Liebe Mitglieder und Freunde der CDU Sachsen-Anhalt, der Bundesvorstand der CDU Deutschlands hat in der letzten Woche beschlossen,

dass die Erarbeitung des neuen Grundsatzprogramms mit einer „Zuhör“-Tour beginnen soll.

Das ist das richtige Signal an alle unsere Mitglieder, sich in diesen Prozess einzubringen und ihre Vorstellungen deutlich zu machen. Ich denke, wir alle wünschen uns, dass wir als Volkspartei im neuen Grundsatzprogramm möglichst viele Themen anpacken und dabei Bewährtes aufgreifen, aber auch Antworten auf neue Herausforderungen finden.

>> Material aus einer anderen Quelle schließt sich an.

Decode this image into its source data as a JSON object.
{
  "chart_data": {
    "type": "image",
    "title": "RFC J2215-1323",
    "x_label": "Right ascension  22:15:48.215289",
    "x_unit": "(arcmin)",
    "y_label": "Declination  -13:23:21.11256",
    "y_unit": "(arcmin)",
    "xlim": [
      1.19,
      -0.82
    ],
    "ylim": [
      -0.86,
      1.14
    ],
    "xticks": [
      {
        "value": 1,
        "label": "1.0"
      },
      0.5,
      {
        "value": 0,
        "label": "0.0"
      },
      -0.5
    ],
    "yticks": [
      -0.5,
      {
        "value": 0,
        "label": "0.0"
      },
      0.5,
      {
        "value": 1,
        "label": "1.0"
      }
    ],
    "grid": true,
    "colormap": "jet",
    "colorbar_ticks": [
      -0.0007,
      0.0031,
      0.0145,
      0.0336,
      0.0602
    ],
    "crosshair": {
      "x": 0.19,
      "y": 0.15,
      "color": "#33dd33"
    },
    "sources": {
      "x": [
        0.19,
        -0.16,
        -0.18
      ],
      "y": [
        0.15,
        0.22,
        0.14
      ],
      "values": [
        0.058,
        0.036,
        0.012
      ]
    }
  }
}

Keine der drei geistigen Wurzeln unserer Partei darf dabei gekappt werden. Gerade in einer Zeit, wo viele  Menschen um den Zusammenhalt in Deutschland fürchten, müssen wir unsere christlich-soziale Prägung besonders deutlich betonen. Als Erfinder der sozialen Marktwirtschaft und als Familienpartei wird die CDU Antworten formulieren, wie Eigenverantwortung und Fürsorge unter veränderten Bedingungen weiter zusammengedacht werden können. Das betrifft die bessere Vereinbarkeit von Beruf und Familie und die Gestaltung der modernen Arbeitswelt. Das betrifft außerdem die Renten- und Familienpolitik, wo es um eine generationengerechte Weiterentwicklung geht. In besonderer Weise aber gilt es für den Bereich der Gesundheits- und Pflegepolitik. Beim Thema Gesundheit ist die von den Berliner Koalitionspartnern beschlossene Rückkehr zur paritätischen Finanzierung der gesetzlichen Krankenversicherung mehr als ein symbolischer Schritt. Damit wird gesichert, dass Kostensteigerungen künftig wieder gemeinsam gestemmt werden. Das ist ein wichtiges Signal für den gesellschaftlichen Zusammenhalt.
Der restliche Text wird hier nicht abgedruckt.